Por qué el sarro subgingival no puede eliminarse en casa, qué patologías sistémicas están relacionadas con una mala higiene bucodental, y cómo establecer la frecuencia correcta de revisión para cada paciente.

Incluso el paciente más escrupuloso en cuanto a higiene en casa no puede eliminar por sí solo el sarro, especialmente el subgingival, en las zonas interproximales y en las superficies linguales de los dientes posteriores: son precisamente las zonas donde el biofilm se acumula más silenciosamente, por ser menos accesibles al cepillo y al hilo dental. Una vez mineralizado, el sarro se convierte en el sustrato ideal para la proliferación bacteriana, cuyas toxinas irritan crónicamente el tejido gingival —un proceso que, sin intervención profesional, progresa silenciosamente durante meses o años antes de manifestarse con síntomas evidentes.

El vínculo entre la salud bucodental y la salud sistémica está hoy bien documentado: una higiene regular en casa combinada con sesiones periódicas de higiene profesional no solo protege frente a caries, gingivitis, periodontitis y periimplantitis, sino que también se asocia con una reducción del riesgo de patologías sistémicas como enfermedades cardiovasculares, patologías respiratorias, artritis y diabetes —afecciones en las que la inflamación crónica de origen bucal desempeña un papel, aunque no exclusivo, reconocido por la literatura médica.

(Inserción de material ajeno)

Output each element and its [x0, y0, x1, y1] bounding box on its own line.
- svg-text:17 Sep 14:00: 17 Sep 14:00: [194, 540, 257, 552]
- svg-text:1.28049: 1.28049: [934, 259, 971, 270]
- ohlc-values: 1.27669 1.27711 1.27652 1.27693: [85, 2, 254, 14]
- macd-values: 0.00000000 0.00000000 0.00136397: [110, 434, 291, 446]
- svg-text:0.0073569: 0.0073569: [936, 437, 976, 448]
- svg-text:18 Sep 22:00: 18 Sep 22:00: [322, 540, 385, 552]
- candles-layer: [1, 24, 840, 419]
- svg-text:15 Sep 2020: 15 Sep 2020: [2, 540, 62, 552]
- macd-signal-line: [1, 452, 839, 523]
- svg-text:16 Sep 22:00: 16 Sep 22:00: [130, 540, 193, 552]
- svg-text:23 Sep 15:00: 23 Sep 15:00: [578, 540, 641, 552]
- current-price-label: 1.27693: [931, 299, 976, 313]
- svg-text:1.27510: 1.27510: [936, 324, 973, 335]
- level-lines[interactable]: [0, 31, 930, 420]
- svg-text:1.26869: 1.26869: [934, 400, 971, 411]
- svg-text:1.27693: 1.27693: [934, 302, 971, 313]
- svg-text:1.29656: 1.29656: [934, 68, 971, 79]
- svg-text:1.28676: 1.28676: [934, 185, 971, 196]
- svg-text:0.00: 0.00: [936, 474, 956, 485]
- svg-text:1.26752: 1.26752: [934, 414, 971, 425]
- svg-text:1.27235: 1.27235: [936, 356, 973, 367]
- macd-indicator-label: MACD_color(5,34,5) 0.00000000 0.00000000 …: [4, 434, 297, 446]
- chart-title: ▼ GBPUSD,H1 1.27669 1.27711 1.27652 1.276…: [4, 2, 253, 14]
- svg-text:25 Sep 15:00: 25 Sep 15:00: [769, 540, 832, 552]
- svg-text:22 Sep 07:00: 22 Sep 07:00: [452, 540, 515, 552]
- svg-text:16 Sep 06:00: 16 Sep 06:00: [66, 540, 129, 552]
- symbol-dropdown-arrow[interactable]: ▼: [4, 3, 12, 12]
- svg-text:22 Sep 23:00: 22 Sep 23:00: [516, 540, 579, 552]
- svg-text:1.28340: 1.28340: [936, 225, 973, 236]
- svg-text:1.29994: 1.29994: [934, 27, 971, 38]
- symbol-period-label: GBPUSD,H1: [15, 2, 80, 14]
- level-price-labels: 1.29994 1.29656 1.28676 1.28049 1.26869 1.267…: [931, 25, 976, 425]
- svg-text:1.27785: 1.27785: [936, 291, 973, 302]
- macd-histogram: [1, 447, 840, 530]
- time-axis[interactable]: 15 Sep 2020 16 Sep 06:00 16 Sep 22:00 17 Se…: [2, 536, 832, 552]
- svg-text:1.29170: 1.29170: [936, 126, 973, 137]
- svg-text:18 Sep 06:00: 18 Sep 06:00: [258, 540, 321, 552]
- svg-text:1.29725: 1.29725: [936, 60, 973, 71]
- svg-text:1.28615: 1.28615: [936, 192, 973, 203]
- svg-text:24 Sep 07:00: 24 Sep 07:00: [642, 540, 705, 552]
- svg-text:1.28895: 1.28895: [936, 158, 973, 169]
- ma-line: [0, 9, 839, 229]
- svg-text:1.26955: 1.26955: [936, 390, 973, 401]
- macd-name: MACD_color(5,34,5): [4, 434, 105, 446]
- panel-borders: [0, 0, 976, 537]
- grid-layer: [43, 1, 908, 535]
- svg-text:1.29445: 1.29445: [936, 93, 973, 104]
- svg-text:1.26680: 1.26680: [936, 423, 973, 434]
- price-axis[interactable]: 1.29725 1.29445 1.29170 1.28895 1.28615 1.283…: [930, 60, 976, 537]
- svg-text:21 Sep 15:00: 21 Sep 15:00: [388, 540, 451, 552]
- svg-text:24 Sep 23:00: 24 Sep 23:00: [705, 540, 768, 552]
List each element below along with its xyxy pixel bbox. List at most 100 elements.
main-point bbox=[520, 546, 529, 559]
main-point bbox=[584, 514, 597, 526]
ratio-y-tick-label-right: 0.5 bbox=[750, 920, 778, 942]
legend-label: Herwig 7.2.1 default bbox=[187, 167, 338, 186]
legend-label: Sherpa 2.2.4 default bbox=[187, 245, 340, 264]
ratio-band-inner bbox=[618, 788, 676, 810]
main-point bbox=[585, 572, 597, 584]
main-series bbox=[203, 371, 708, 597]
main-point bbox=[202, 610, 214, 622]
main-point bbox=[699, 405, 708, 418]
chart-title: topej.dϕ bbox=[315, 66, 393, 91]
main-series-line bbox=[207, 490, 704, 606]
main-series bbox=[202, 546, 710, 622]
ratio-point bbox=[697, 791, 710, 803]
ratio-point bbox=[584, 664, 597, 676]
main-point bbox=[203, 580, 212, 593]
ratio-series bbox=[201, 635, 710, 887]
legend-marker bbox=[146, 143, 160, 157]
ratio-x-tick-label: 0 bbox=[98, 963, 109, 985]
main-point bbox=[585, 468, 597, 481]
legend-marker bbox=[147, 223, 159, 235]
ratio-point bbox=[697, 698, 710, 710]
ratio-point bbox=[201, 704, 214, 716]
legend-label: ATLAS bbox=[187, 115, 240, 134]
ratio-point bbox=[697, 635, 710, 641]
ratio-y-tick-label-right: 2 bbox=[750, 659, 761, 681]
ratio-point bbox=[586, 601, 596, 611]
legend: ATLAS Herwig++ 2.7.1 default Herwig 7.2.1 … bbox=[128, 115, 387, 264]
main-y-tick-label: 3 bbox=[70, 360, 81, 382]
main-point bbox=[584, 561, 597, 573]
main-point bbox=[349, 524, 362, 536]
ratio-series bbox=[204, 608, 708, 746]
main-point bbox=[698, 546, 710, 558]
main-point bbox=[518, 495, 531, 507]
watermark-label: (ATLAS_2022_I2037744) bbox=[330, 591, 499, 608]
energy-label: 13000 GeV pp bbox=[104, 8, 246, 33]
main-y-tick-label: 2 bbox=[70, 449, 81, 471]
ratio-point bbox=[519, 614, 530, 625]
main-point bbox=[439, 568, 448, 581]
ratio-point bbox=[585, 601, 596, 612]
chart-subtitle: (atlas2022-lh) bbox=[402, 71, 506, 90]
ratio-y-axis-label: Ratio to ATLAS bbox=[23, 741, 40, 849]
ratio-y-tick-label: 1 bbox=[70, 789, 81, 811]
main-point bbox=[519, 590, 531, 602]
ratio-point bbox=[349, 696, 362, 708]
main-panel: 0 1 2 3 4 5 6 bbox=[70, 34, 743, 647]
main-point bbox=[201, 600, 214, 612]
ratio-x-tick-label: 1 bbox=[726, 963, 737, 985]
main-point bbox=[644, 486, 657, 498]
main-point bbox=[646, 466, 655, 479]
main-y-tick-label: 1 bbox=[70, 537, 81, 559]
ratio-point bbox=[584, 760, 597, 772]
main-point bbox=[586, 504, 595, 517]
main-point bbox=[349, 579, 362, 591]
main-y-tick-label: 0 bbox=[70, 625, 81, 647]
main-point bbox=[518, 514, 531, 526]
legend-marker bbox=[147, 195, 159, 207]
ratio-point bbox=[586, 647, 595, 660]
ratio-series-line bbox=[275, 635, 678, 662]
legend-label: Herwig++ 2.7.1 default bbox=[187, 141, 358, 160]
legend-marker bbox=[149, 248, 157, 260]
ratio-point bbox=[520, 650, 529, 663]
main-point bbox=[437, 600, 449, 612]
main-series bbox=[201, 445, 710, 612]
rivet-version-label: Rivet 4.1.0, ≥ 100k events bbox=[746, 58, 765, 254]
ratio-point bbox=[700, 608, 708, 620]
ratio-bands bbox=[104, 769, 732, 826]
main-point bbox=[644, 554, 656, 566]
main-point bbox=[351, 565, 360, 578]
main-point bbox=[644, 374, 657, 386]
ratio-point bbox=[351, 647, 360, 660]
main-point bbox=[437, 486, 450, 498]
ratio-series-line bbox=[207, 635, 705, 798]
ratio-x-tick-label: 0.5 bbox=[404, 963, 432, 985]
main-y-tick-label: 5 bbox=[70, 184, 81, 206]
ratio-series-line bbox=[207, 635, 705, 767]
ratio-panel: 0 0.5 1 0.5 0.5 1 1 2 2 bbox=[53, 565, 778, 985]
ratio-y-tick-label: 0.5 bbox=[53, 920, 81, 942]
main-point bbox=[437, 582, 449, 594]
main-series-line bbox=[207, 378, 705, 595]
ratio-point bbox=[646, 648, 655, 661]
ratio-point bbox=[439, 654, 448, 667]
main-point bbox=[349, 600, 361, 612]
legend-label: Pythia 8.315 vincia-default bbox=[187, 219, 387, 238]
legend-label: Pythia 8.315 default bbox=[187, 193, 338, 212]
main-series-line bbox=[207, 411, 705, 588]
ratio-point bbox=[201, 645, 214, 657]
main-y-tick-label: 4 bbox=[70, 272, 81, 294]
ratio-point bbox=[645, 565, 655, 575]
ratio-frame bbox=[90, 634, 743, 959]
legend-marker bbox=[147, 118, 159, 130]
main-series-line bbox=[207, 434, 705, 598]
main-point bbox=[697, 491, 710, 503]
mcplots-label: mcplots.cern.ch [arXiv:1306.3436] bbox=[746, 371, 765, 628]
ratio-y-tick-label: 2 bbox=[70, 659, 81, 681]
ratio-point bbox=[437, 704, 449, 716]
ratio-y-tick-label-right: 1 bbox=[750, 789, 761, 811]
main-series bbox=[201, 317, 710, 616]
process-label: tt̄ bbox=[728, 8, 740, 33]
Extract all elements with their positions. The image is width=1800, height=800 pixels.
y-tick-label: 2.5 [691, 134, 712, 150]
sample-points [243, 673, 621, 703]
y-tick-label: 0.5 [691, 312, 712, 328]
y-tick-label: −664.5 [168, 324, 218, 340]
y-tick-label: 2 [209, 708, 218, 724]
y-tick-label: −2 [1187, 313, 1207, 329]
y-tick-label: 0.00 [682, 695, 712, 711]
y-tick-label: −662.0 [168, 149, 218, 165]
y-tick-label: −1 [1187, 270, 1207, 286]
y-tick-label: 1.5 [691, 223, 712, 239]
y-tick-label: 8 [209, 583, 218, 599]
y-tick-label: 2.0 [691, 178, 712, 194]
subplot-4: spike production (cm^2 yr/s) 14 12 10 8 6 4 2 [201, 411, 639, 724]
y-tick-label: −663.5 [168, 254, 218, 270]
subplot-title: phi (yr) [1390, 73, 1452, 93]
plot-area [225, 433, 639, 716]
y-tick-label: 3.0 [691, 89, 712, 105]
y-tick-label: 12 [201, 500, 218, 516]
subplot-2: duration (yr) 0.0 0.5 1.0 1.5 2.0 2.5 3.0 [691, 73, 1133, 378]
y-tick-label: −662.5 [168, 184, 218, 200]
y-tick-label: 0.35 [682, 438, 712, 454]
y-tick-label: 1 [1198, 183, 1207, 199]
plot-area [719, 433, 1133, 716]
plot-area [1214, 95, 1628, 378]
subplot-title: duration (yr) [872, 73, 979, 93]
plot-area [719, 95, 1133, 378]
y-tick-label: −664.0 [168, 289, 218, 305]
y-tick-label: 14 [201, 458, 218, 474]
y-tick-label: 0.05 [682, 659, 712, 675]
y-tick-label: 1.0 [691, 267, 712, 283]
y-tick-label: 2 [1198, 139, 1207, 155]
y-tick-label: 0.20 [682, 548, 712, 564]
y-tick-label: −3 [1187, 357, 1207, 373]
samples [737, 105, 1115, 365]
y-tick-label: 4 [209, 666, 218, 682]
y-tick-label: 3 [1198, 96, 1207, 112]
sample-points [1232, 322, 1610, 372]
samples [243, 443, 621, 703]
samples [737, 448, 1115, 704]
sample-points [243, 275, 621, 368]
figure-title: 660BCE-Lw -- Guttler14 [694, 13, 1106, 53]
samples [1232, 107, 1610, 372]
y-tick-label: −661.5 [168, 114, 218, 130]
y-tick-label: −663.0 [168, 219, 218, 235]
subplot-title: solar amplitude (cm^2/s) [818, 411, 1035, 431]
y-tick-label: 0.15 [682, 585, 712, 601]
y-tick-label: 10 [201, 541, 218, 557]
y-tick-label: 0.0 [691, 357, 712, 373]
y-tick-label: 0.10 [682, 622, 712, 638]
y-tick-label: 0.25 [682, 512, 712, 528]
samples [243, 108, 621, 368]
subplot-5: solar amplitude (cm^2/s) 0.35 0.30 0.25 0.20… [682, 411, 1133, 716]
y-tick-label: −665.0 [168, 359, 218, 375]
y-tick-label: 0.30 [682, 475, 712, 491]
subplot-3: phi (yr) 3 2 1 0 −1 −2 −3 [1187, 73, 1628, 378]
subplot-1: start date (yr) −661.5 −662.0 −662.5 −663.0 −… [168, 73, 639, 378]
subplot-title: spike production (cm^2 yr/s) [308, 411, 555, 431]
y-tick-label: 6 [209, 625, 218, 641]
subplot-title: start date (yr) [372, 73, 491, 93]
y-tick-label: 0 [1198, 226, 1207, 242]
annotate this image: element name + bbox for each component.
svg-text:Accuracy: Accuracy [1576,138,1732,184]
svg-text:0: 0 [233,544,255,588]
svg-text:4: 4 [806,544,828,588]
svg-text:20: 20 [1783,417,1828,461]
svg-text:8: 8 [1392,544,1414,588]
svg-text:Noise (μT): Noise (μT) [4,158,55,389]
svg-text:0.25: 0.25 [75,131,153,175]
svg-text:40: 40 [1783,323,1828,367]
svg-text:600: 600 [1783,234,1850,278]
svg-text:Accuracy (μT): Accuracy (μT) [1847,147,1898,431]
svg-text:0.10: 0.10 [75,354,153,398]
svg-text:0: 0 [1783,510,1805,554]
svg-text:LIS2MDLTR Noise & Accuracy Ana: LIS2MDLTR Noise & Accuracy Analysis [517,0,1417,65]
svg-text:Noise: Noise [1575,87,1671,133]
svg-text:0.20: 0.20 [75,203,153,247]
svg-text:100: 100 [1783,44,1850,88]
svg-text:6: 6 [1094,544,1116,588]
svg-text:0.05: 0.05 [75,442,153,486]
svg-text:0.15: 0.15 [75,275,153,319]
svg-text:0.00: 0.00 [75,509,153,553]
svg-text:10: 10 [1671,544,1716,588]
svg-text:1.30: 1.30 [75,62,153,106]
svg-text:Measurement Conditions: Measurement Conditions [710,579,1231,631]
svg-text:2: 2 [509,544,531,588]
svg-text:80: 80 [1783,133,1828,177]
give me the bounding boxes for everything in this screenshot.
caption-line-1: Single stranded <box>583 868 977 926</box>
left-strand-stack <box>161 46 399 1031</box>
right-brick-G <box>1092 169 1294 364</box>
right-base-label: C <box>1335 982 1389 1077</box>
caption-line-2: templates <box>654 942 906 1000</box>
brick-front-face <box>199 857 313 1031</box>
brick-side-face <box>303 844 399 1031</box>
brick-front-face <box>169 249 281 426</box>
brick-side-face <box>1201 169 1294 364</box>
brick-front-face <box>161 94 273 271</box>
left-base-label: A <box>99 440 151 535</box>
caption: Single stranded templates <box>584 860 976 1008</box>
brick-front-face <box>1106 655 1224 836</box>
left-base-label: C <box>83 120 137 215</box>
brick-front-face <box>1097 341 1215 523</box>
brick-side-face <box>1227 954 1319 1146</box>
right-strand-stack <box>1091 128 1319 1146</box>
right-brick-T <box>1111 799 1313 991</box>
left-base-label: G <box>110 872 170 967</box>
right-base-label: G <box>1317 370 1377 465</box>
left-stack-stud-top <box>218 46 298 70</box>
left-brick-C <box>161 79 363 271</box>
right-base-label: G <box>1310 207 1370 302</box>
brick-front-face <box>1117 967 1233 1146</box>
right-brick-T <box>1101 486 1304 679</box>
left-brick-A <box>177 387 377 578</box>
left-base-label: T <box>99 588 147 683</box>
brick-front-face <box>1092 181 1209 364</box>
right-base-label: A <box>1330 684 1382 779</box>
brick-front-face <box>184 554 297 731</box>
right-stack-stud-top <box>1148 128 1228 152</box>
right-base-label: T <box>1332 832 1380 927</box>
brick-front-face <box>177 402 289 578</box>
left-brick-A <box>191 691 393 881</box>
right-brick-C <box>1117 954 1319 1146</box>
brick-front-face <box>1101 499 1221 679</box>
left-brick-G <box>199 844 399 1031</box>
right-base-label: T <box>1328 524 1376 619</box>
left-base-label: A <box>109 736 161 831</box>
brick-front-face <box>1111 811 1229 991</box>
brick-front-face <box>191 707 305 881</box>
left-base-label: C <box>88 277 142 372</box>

La frecuencia ideal de las sesiones de higiene profesional no es la misma para todos los pacientes. Un criterio de estratificación del riesgo comúnmente adoptado distingue a los pacientes no susceptibles —con bajo riesgo de problemas gingivales o de caries, para quienes una revisión cada 6-12 meses puede ser suficiente— de los pacientes susceptibles, que, según su perfil de riesgo individual y su grado de colaboración con la higiene en casa, se citan a intervalos más frecuentes, generalmente cada 3-4 meses. Para los pacientes con periodontitis en fase de mantenimiento, el intervalo de 3 meses no es arbitrario: refleja el tiempo que necesitan las bacterias patógenas dentro de las bolsas periodontales para reorganizarse en una cantidad clínicamente significativa tras un raspado minucioso.

Durante la sesión, además de la eliminación de placa y sarro, el higienista realiza un control final de la cavidad oral que a menudo permite detectar precozmente situaciones patológicas todavía asintomáticas —pequeñas lesiones cariosas iniciales, zonas de recesión gingival, signos precoces de inflamación— difícilmente visibles antes de un raspado minucioso, cuando la placa y el sarro ya no ocultan el estado real de los tejidos.